Eleven-year-old José Sarango has been to a fair number of concerts in his young life in New Haven. A member of the All-City Honors Ensemble, he’d been exposed to big-name composers like Aaron Copland, Jean Sibelius, Beethoven, and Mozart, all before his 10th birthday.
But never had he heard how Alexander Borodin’s Symphony No. 2 in B Minor approximated folk music, early jazz, and work songs at its best moments.
Or received a free book about that tradition, tracing the work of 19th-century composers to Troy Andrews, known more widely as “Trombone Shorty,” wielding his horn through the Tremé neighborhood of New Orleans.
That is, until last Sunday afternoon, when the New Haven Chamber Orchestra (NHCO) launched its new Literacy Through Music concert series in the auditorium of Fair Haven School. Drawn there by the promise of free music and free books, almost 70 families filed in for a program that included Modest Mussorgsky, Camille Saint-Saëns, and Borodin. Less then two hours later, audience members including José and his mom Gladys Rivera left with earfuls of music, and new literature on jazz.

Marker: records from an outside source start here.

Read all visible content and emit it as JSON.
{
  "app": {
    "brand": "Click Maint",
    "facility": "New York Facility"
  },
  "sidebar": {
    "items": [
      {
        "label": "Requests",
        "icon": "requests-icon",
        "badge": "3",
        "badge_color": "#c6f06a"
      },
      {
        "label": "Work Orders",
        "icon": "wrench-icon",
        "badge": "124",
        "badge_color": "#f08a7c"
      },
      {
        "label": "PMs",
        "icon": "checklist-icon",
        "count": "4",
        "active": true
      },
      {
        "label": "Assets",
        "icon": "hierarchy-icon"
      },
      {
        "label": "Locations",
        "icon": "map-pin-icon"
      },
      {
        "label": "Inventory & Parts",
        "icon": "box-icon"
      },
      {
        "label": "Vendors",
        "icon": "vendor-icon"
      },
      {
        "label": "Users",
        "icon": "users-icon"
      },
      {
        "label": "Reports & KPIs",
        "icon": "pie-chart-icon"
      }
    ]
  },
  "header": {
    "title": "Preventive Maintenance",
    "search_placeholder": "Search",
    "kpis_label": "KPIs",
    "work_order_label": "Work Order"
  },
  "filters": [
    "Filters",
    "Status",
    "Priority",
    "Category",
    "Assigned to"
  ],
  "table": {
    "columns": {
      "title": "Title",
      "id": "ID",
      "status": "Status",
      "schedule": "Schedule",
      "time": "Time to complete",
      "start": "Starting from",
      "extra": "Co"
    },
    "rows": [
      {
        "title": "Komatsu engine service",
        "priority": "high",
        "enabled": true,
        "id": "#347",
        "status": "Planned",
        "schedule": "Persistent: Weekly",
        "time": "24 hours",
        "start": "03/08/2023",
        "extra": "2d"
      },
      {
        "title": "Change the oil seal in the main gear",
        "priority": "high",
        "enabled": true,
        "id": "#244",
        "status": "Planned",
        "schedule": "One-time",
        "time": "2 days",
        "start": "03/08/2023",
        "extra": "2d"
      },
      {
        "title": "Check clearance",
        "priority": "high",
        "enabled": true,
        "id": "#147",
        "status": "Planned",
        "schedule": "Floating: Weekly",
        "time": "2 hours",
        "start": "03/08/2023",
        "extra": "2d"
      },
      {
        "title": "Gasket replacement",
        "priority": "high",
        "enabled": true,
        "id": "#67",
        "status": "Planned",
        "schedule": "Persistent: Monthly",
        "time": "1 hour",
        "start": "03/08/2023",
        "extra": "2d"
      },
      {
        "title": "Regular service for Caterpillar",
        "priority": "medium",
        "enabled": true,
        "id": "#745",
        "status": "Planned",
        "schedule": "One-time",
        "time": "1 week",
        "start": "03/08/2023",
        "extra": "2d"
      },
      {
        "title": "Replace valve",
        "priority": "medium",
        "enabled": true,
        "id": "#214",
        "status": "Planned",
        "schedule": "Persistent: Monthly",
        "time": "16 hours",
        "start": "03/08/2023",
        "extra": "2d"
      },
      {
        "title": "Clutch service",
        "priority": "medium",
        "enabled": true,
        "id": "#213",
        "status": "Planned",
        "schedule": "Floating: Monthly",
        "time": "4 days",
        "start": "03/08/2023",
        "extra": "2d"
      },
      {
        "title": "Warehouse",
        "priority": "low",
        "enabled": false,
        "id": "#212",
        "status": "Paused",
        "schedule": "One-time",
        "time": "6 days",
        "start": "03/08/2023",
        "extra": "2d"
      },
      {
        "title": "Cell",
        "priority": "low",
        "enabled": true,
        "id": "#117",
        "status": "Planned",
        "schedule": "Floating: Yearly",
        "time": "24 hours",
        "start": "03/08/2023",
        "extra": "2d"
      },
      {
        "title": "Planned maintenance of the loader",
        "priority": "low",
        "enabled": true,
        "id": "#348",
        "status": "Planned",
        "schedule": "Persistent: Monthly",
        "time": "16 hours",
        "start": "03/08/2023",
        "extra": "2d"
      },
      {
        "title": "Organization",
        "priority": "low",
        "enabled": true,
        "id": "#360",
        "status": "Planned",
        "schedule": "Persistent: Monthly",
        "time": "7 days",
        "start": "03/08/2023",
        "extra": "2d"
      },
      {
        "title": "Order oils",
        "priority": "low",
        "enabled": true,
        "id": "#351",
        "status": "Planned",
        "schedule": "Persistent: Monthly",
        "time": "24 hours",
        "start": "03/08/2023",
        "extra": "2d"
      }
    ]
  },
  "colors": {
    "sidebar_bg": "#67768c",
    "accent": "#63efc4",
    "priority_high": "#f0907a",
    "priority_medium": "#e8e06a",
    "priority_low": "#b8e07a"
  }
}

The idea behind the series, a product of new funding from the Arts Council of Greater New Haven, Connecticut Department of Economic and Community Development, Office of the Arts, and the National Endowment of the Arts, is to increase the NHCO’s commitment to musical literacy at each of its three annual concerts. As in years past, the group will perform three times a year — fall, winter, and spring — free of charge, asking listeners only for willing ears. But now, it can provide books at each of the concerts, something it was only able to do once a year if funding allowed.
“It broadens the whole relationship with intergenerational audiences,” said NHCO Board President and violinist Jessica Sack after the concert. “It used to be that maybe one of our concerts could have a book. Now this is dedicated to learning through different kinds of literacy, at all three concerts.”
Part of that is a revitalized sense of musical experimentation and community outreach that started with a young people’s concert in 2013, and has since expanded to include student participation and opera singers in full costume. Sack noted that she saw the series as a boon to attendance, up to around 200 people from slightly lower numbers around this time last year.
“The number of people and the range of ages was indicative of building momentum for the community,” she said. “It was so exciting to see people who’d come before and people who had never been, and this range of very young to people who had all kinds of life experience. We [the orchestra] love playing together, but it’s even more exciting when there’s an audience that’s equally enthusiastic. The kids were phenomenal, and there was such great energy.”
Contributing to that energy from his place in the fourth row was José, who snagged a copy of Andrews’s Trombone Shorty during intermission and started reading it to his mom before the NHCO’s grand finale, a rendition of the Borodin that brought several young dancers to their feet. Listening to the concert while reading up on someone who had started so young, he said, was helping him realize the possibility of playing his own instrument, a one-year-old clarinet, on a professional or orchestral level. It also reminded him why he wanted to get better.
“I think that these people, they do a great job,” he said. “I think one day I might end up playing professionally. It inspires me to play … I guess I want to go home and practice.”
“I think it’s awesome,” said Rivera. “What they do and how they do it … everything we’re seeing, it’s very peaceful and yet there’s so much there. You get the whole story.”